Ces dernières semaines ont été généreuses en très bons films : Le discours d’un roi (Tom Hooper), Black Swan (Darren Aronofsky), True Grit (les frères Coen) ou encore l’excellente surprise We want sex equality (Nigel Cole). Et pourtant, le film le plus remarquable (au sens littéral du mot) passera sans-doute tristement inaperçu.
Le long-métrage en question : The company men de John Wells.
Avec The company men, la Great Recession (telle qu’on l’appelle désormais aux États-Unis) démarrée en 2007/08 tient enfin son film.
Car entre le néo-cinéma hexagonal ontologiquement incapable de se coltiner aux seuls sujets qui méritent vraiment le détour et le très très poussif Wall Street 2 d’Oliver Stone, on était en droit de penser que le 7ème art avait définitivement rendu les armes dans ce domaine.
Heureusement, The company men vient définitivement nous rassurer sur le potentiel d’un certain cinéma américain à s’attaquer de front aux thématiques les plus brûlantes.
Le film s’attache au parcours de trois cadres d’une grande entreprise virés comme de vulgaires mouchoirs usagés.
John Wells réalise ici son premier film à l’âge de 55 ans, et ce, après avoir produit des séries telles Urgences ou A la Maison-Blanche.
Un élément intéressant dans la démarche de Wells : l’idée de faire ce film n’a pas germé dans son esprit avec le déclenchement de la crise des subprimes mais dès les années 1990 lorsque son beau-frère s’est brutalement fait licencier après l’éclatement de la bulle Internet. Il l’explique d’ailleurs au Figaro : « Je m’en souviens encore. Le mari de ma sœur, ingénieur en électricité, a été renvoyé comme un malpropre avec quelques milliers d’autres collègues.
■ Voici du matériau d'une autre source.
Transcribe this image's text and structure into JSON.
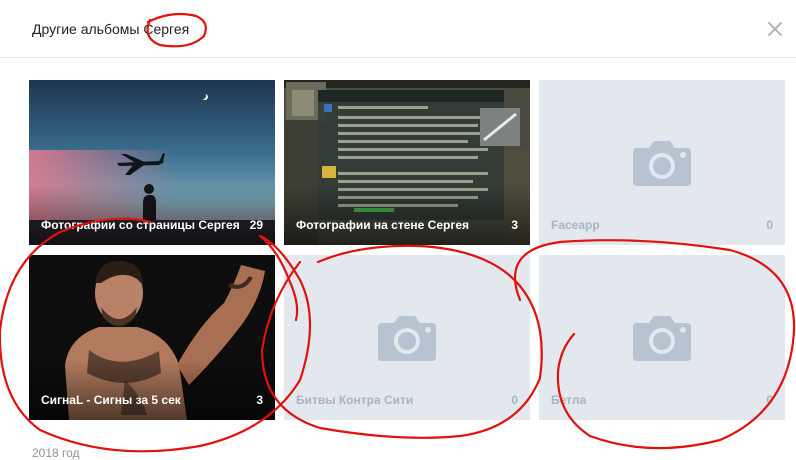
{
  "modal": {
    "title": "Другие альбомы Сергея",
    "close_icon": "close-icon"
  },
  "albums": [
    {
      "name": "Фотографии со страницы Сергея",
      "count": "29",
      "cover": "photo-airplane-sunset"
    },
    {
      "name": "Фотографии на стене Сергея",
      "count": "3",
      "cover": "photo-game-scoreboard"
    },
    {
      "name": "Faceapp",
      "count": "0",
      "cover": "camera-icon"
    },
    {
      "name": "СигнаL - Сигны за 5 сек",
      "count": "3",
      "cover": "photo-fighter"
    },
    {
      "name": "Битвы Контра Сити",
      "count": "0",
      "cover": "camera-icon"
    },
    {
      "name": "Бетла",
      "count": "0",
      "cover": "camera-icon"
    }
  ],
  "footer": {
    "year_label": "2018 год"
  },
  "colors": {
    "empty_bg": "#e3e8ef",
    "empty_icon": "#b7c3d1",
    "annotation": "#e0120c"
  }
}
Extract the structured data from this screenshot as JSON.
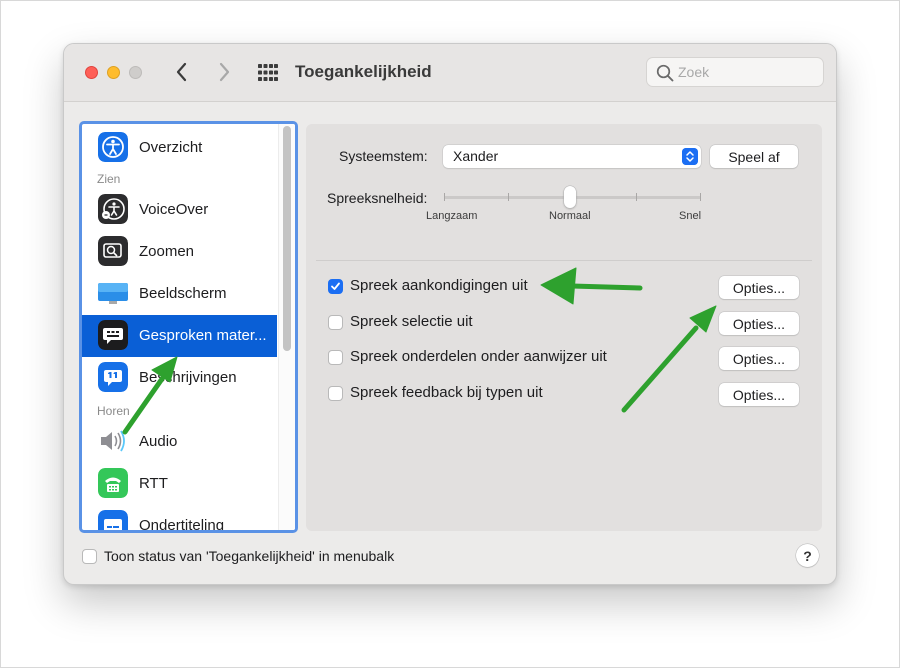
{
  "window": {
    "title": "Toegankelijkheid",
    "search": {
      "placeholder": "Zoek",
      "value": ""
    }
  },
  "sidebar": {
    "items": [
      {
        "label": "Overzicht",
        "icon": "accessibility-icon"
      },
      {
        "label": "VoiceOver",
        "icon": "voiceover-icon"
      },
      {
        "label": "Zoomen",
        "icon": "zoom-icon"
      },
      {
        "label": "Beeldscherm",
        "icon": "display-icon"
      },
      {
        "label": "Gesproken mater...",
        "icon": "spoken-content-icon",
        "selected": true
      },
      {
        "label": "Beschrijvingen",
        "icon": "descriptions-icon"
      },
      {
        "label": "Audio",
        "icon": "speaker-icon"
      },
      {
        "label": "RTT",
        "icon": "rtt-icon"
      },
      {
        "label": "Ondertiteling",
        "icon": "captions-icon"
      }
    ],
    "sections": {
      "seeing": "Zien",
      "hearing": "Horen"
    }
  },
  "content": {
    "system_voice_label": "Systeemstem:",
    "system_voice_value": "Xander",
    "play_button": "Speel af",
    "speaking_rate_label": "Spreeksnelheid:",
    "speaking_rate_level": 0.5,
    "rate_ticks": {
      "slow": "Langzaam",
      "normal": "Normaal",
      "fast": "Snel"
    },
    "options": [
      {
        "label": "Spreek aankondigingen uit",
        "checked": true,
        "button": "Opties..."
      },
      {
        "label": "Spreek selectie uit",
        "checked": false,
        "button": "Opties..."
      },
      {
        "label": "Spreek onderdelen onder aanwijzer uit",
        "checked": false,
        "button": "Opties..."
      },
      {
        "label": "Spreek feedback bij typen uit",
        "checked": false,
        "button": "Opties..."
      }
    ]
  },
  "footer": {
    "menubar_status_label": "Toon status van 'Toegankelijkheid' in menubalk",
    "menubar_status_checked": false,
    "help_label": "?"
  },
  "colors": {
    "accent": "#1b6ef3",
    "selection": "#0a5fd6",
    "annotation_arrow": "#2ea12e"
  }
}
Six mois plus tard, toujours sans emploi, il a dû emménager avec sa famille dans les sous-sols de la maison de mes parents ! Ce sujet me touche donc de près. Croyez-moi, cela n’arrive pas qu’aux autres ».
The company men est sous certains aspects un hymne à la working-class US. Le maçon interprété par Kevin Costner (qu’on avait pas vu jouer aussi juste depuis le superbe western Open Range) ne laisse d’ailleurs aucun doute quant aux intentions réelles de Wells sur ce terrain.
Le discours final de Tommy Lee Jones (formidable comme très souvent) sur la dignité des anciens ouvriers du chantier naval, leur savoir-faire, l’amour de leur travail ne fait que renforcer ce très agréable sentiment.
En conséquence, The company men est une charge tonitruante contre la financiarisation de l’économie et son virtualisme délirant générateur de désastres humains et source à terme d’une lente mais certaine destruction de la civilisation.
The company men insiste également sur la façon dont ce système transforme chaque individu à la fois en simple pion et en courroie de transmission de son intrinsèque abjection. L’exemple le plus frappant étant le personnage de la DRH en charge des plans de restructuration joué par Maria Bello, que le spectateur se surprend de vouloir tantôt giflé tantôt prendre dans ses bras, bien conscient qu’elle aussi, n’est finalement qu’un instrument et une victime de cette névrose collective qu’est devenue le pan-capitalisme mondialisé.
Autre point important, The company men rappelle sans sombrer dans le mélo et le pathos qu’une vie ne peut se résumer à une belle voiture, une paye obscène si on la compare à celle d’un ouvrier ou à un costard à 3000 dollars, mais qu’il est beaucoup plus gratifiant de partager une partie de basket avec son fils, construire de ses mains une jolie maison ou faire l’amour à son épouse.
En conclusion, voici ce que déclarait John Wells toujours au Figaro : « Il est important qu’aux États-Unis on continue de réaliser de tels films, plaide Wells. J’observe aujourd’hui que le sens de la loyauté est en train de disparaître dans les grandes compagnies. » Avant, les Américains se définissaient en une question : Qu’est-ce que vous faites ? Aujourd’hui, la question a changé : Combien gagnez-vous ? ou Quelle voiture conduisez-vous ? Les grosses boîtes ont détruit peu à peu l’attachement et le respect qu’un employé pouvait avoir pour son entreprise, poursuit-il. Ce changement de société secoue les mentalités. Mais je reste confiant. Je crois que la récession économique américaine de 2008 aura permis à la société de rebattre les cartes. »
Constat d’une très grande lucidité. En revanche, il est difficile de partager son optimisme concernant la capacité de la société américaine de « rebattre les cartes ».
Espérons de tout cœur nous tromper...
Petit conseil : visionner dans un premier temps l’indispensable documentaire Inside job de Charles Ferguson pour saisir les mécanismes qui ont provoqué la crise et dans un second regarder The company men pour voir les conséquences sociales immédiates de ce marasme.